Pavarotti, who died in 2007, had joined his local choir because his father, Fernando, a baker, was a stalwart member and the moment the Modena choir won the competition and the visit to Llangollen left an indelible impression on him and he often spoke of it.
The experience also helped shape his destiny and he once famously said that if he could win the first prize with a small choir from Modena, he could do anything.
He and his father stayed at the home of Alice and William Griffiths, at Beech House, Froncysyllte, for the week of the Eisteddfod and he once said of his time boarding with the Griffiths family in Fron: “I remember well the house I stayed in. All the way from Italy, I was exercising my English. But when we are brought to the house in Llangollen and meet the family, I understand not a word.
“I did not know there was such a language as Welsh. Even now I think how lucky they don’t write operas in such a language for me to sing. I would be out of work. It is impossible for us Italians to learn.”
Pavarotti said many times that he wanted to go back to Llangollen one day and that desire was fulfilled in 1995 when he made his triumphant return to headline at that year’s festival, marking the 40th anniversary of his first visit to north Wales.

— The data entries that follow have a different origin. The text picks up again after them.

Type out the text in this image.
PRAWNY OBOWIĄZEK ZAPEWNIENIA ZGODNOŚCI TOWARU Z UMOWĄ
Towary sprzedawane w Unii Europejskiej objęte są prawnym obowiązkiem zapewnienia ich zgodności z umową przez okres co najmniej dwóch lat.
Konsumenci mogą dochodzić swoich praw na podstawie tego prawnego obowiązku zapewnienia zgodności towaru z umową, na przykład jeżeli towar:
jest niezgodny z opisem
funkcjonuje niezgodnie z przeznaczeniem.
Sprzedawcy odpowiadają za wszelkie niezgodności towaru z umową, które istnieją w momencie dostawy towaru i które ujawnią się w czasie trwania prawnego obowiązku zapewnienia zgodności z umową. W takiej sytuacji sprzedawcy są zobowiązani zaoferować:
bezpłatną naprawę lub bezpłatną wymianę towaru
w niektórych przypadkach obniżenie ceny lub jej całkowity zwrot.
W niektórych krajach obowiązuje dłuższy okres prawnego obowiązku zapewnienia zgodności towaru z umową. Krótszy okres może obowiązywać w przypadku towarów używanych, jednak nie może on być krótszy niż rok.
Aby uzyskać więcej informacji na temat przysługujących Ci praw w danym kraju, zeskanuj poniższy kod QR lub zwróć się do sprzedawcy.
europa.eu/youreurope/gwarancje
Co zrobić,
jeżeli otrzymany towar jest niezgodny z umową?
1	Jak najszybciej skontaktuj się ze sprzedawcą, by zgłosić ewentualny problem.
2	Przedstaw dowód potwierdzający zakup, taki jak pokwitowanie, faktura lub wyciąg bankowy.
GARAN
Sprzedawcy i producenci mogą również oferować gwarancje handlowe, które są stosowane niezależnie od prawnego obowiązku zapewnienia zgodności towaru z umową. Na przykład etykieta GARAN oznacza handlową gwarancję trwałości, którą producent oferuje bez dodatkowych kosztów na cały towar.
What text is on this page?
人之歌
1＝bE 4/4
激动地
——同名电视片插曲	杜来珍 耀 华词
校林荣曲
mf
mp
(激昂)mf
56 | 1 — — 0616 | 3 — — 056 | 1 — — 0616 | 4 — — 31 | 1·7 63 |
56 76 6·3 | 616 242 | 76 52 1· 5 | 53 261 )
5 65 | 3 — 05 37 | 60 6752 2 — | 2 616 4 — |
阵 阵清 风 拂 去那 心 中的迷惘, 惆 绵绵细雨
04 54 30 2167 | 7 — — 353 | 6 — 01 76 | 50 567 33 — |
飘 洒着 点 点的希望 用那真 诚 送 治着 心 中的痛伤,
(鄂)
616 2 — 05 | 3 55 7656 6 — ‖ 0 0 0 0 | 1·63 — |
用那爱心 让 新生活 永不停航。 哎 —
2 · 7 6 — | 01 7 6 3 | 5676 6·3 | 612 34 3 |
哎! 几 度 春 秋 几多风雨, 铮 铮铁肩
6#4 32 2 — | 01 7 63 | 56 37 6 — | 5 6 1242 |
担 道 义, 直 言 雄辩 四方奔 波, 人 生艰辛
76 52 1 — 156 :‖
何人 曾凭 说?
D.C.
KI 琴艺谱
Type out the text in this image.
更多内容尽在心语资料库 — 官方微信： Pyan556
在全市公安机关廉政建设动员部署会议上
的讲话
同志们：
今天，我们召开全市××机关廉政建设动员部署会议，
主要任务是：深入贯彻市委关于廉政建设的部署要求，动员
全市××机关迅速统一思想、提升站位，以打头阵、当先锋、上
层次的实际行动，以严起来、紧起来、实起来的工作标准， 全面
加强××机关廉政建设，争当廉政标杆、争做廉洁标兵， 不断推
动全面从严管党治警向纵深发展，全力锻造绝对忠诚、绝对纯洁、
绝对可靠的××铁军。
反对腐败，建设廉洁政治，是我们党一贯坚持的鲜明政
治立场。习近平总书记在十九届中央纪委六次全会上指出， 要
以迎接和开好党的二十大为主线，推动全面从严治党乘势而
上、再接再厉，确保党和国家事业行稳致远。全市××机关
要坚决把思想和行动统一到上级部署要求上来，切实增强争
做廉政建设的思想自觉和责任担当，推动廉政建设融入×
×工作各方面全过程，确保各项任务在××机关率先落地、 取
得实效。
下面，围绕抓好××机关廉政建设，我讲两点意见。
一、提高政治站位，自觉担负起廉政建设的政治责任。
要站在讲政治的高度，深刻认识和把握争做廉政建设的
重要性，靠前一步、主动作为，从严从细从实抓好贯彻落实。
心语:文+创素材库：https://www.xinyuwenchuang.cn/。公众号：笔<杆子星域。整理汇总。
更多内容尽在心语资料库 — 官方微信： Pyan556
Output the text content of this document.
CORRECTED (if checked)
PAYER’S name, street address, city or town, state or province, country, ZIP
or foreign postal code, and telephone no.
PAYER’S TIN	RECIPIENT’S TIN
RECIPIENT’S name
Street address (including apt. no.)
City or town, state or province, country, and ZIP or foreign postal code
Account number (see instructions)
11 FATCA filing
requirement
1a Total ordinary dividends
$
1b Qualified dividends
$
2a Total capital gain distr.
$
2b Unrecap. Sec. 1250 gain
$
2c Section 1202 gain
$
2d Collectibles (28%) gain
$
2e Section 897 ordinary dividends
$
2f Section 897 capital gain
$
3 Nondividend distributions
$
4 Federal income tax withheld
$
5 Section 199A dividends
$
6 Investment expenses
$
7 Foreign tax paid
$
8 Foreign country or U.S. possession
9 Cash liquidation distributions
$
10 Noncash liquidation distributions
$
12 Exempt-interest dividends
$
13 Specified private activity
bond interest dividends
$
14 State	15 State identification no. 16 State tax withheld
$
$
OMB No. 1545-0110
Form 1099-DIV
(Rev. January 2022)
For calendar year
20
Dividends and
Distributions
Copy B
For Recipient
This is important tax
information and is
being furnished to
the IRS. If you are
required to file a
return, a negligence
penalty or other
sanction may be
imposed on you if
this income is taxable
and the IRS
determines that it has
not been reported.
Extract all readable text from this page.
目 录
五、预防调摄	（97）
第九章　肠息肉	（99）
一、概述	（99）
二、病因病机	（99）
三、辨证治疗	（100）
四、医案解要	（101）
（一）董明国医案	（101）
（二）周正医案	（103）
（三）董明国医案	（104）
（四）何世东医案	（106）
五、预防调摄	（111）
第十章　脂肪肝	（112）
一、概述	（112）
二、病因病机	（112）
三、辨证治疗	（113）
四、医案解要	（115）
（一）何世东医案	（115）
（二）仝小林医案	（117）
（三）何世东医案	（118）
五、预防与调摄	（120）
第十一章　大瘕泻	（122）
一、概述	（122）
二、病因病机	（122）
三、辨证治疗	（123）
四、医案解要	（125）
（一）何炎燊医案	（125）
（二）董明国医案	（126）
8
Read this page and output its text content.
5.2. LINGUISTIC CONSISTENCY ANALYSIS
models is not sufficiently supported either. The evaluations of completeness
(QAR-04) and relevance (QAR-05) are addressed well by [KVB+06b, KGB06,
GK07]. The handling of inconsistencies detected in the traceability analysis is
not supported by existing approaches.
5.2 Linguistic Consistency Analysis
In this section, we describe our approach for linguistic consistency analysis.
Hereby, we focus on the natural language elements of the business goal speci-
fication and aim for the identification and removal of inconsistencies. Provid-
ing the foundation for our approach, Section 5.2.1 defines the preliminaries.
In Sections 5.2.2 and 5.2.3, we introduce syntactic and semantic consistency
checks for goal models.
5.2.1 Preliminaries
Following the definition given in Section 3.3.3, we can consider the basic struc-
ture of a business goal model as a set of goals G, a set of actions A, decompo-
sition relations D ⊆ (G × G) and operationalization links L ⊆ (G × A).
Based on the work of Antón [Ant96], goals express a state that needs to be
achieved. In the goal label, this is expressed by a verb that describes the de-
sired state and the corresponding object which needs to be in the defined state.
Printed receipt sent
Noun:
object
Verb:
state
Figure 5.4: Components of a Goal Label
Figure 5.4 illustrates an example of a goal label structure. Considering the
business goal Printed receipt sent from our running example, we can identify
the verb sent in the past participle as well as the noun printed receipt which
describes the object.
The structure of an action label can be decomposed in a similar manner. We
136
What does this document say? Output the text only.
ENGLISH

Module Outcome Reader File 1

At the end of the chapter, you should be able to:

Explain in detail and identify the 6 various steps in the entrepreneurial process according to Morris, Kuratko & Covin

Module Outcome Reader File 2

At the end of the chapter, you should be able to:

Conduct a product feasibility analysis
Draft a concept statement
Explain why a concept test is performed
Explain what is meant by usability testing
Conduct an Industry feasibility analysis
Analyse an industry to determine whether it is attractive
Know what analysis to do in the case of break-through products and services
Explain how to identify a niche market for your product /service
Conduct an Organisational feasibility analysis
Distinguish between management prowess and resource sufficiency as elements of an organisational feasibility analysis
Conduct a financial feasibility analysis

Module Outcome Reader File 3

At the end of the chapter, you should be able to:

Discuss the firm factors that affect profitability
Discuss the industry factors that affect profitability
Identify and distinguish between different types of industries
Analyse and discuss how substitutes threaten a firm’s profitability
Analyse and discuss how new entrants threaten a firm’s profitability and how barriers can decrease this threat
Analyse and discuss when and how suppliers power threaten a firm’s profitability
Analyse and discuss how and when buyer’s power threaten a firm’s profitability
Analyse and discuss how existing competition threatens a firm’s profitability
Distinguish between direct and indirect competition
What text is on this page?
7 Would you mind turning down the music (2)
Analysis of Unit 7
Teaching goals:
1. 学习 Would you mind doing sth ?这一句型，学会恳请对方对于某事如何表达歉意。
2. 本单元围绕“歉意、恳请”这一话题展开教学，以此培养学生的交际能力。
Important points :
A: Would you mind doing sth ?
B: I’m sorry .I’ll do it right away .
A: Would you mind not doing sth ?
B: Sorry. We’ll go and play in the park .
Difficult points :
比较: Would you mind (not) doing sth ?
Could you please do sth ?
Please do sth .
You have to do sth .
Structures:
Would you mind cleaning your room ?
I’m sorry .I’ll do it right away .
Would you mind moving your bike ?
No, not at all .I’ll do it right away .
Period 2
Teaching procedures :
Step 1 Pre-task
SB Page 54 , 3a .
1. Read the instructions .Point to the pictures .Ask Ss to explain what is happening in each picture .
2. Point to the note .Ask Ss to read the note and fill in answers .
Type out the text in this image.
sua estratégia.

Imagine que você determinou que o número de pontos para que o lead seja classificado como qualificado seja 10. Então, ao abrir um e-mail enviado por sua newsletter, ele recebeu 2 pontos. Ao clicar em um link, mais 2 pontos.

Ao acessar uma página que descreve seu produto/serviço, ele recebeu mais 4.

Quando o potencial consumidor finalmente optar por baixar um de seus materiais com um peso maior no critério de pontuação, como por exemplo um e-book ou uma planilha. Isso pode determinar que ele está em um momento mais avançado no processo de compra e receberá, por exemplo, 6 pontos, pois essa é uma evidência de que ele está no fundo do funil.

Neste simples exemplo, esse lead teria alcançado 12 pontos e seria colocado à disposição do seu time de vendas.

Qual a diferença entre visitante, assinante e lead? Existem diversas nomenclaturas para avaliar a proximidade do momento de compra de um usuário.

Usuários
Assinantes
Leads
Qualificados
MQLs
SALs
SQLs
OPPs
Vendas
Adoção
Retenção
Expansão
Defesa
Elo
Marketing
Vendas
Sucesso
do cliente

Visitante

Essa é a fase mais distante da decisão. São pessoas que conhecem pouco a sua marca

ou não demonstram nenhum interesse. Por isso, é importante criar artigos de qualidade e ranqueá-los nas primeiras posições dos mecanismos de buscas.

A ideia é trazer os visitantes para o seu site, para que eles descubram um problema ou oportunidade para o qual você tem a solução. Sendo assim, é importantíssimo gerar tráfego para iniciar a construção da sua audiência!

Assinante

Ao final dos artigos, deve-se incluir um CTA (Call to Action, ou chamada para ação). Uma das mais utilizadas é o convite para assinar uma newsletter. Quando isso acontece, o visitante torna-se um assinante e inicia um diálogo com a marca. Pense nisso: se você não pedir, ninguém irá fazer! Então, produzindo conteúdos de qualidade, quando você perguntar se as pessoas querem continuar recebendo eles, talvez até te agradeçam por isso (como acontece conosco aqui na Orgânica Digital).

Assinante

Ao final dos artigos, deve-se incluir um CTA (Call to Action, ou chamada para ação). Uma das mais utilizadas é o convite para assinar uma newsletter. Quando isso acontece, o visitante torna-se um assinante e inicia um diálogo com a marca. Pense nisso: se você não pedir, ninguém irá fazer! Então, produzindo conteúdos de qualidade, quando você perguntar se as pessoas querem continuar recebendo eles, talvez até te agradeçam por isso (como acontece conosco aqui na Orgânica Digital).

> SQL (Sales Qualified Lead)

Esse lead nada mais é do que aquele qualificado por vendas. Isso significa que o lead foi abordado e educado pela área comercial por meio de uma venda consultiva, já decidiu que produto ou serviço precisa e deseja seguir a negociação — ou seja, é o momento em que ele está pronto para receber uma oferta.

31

He accepted an invitation to be President of the Day, on condition that his father could share the Day Presidency with him, so for the first and only time, the Eisteddfod had two joint Presidents of the Day.
Former Eisteddfod Chairman Gethin Davies was an usher back in 1955 and admits he doesn’t recall the young Pavarotti. He said: “I kept a diary in those days and was looking through it recently and it just said, ‘Male Voice Choir today and a choir from Italy won’. I think I was more interested in my current girlfriend.
“I’ve got the video recording of the 1995 concert and still watch it – it still pops up on the Sky Arts Channel quite regularly too.”
Tickets sales for the concerts at this year’s Eisteddfod, which begins on Tuesday, July 5, are already going well, especially for the opening night when superstar Katherine Jenkins gets the programme off to a sensational start as she sings Bizet’s Carmen.
Wednesday will be International Children’s Day and will include choral and dance competitions and also a new Under 16s solo competition while the evening will feature the Voices of Musical Theatre.
The great Bryn Terfel will headline the 70th Classical Gala Concert on Thursday evening while the day will see the crowning of the Children’s Choir of the World.
Friday will celebrate Rhythms of the World and will be a feast of music and dance from the best of the Eisteddfod’s international competitors with the Dance Champions of the World competition climax at the evening concert.
It will open with a Caribbean Carnival Extravaganza, followed by the International Peace message delivered by Theatr yr Ifanc, Rhosllannerchrugog.
In a change of the scheduling Friday will also see the Parade of Nations, led by Eisteddfod President Terry Waite, switched from Tuesday in anticipation of bigger crowds and more competitors being present.
Saturday is dedicated to the top choirs and concludes with the Choir of the World competition for the Pavarotti Trophy while Sunday sees the Eisteddfod let its hair down for Llanfest before the climactic final concert.